Le secret procède au Vatican d'une culture bien enracinée. Romilda Ferroto a été journaliste durant 35 ans à Radio Vatican. Elle se souvient encore des premiers mots que lui a adressés la personne qui s'occupait de sa formation : « Une seule consigne, moins vous parlez, mieux c'est ! » Cette culture procéderait, selon elle, du secret de la confession, qui n'est pas un simple secret professionnel comme les autres, dans la mesure où il est inviolable au regard du code de droit canonique, sou peine d'excommnuication pour celui qui l'enfreint.



Le secret pontifical


A la Curie romaine, au delà du secret commun qui ressemblerait à un secret professionnel, on trouve le respect d'un autre secret, le « secret pontifical », bien plus important, qui remonte historiquement aux procès de l'inquisition, et qui subsiste aujourd'hui comme obligation notamment dans tous les procès de prêtres pédophiles traités par la Congrégation pour la doctrine de la foi. Anciennement appelé « secret du Saint-Office », il avait été défini pour la première fois par Clément XI en 1709 pour les affaires d'inquisition, avant d'entrer dans le code de droit canonique de 1917.
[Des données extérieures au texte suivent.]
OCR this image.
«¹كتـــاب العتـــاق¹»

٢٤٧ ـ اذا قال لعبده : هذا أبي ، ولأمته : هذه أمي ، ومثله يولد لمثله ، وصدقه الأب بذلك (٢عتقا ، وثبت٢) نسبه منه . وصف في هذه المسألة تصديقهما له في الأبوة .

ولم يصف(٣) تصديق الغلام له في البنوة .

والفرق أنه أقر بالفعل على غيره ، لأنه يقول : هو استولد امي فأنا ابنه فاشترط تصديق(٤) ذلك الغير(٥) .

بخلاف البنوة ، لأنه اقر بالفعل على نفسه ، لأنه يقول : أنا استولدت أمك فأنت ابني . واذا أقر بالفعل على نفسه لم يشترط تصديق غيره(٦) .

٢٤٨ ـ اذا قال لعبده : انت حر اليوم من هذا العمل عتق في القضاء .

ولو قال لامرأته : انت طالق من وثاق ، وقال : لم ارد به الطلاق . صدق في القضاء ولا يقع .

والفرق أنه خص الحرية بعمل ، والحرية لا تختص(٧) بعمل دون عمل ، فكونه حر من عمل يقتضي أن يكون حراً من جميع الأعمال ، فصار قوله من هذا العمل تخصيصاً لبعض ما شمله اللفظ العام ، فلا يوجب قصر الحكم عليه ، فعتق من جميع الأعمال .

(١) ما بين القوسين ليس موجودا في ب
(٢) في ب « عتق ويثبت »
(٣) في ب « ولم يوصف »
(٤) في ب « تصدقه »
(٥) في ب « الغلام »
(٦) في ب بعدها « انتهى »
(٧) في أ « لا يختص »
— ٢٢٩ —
L'obligation de respecter ce secret pontifical s'impose de manière très large aux cardinaux, évêques, prélats supérieurs, fonctionnaires de degré majeur ou mineur, consultants, experts et ministres.



Le secret pontifical et les affaires de pédophilie


Dans les années 2000, le préfet de la Congrégation pour la doctrine de la foi, le cardinal Ratzinger (futur pape Benoît XVI), décide de centraliser les dossiers de pédophilie, en transférant cette compétence à sa propre congrégation. Une décision prise notamment face à l'ampleur du scandale de pédophilie dans le diocèse de Boston. Jean-Paul II précise la procédure à suivre. A partir du moment où un évêque mène une enquête préliminaire sur l'un des prêtres de son diocèse, il doit en référer à Rome, à la Congrégation pour la doctrine de la foi. Celle-ci peut ordonner à l'évêque de poursuivre la procédure ou de la renvoyer devant la justice ecclésiale du diocèse, ce qui a pour but d'enterrer le dossier. A l'issue de l'enquête, la congrégation peut demander au pape l'empêchement d'exercer le ministère pour un prêtre reconnu coupable par la justice ecclésiastique ; plus rarement, elle propose au pape la démission de sa charge de la personne reconnue coupable. La Congrégation our la doctrine de la foi chasse ainsi un certain nombre de prêtres accusés de pédophilie à partir de 2004. Au début du pontificat de François, la Congrégation pour la doctrine de la foi a fait savoir qu'elle avait sanctionné 3420 prêtres, puis le chiffre de 400 prêtres réduits à l'état laïc a été publié, concernant les affaires traitées en 2011 et 2012. On pourrait alors parler de 3 820 prêtres démis entre 2001 et 2012. Ces informations ont en réalité été divulguées pour que le Vatican puisse se défendre devant les Nations unies, à Genève. A partir de janvier 2014, le Comité des droits de l'enfant des Nations unies rend des conclusions très critiques concernant l'action du Saint-Siège dans la lutte contre la pédophilie. Les associations de victimes considèrent que les acte de pédophilie sont assimilables à des actes de torture, alors que le Vatican a signé en 2002 la Convention contre la torture en 1984. C'est la première fois que le Vatican se défend en présentant un rapport. Le secret est donc partiellement brisé en vue de se défendre devant une institution internationale.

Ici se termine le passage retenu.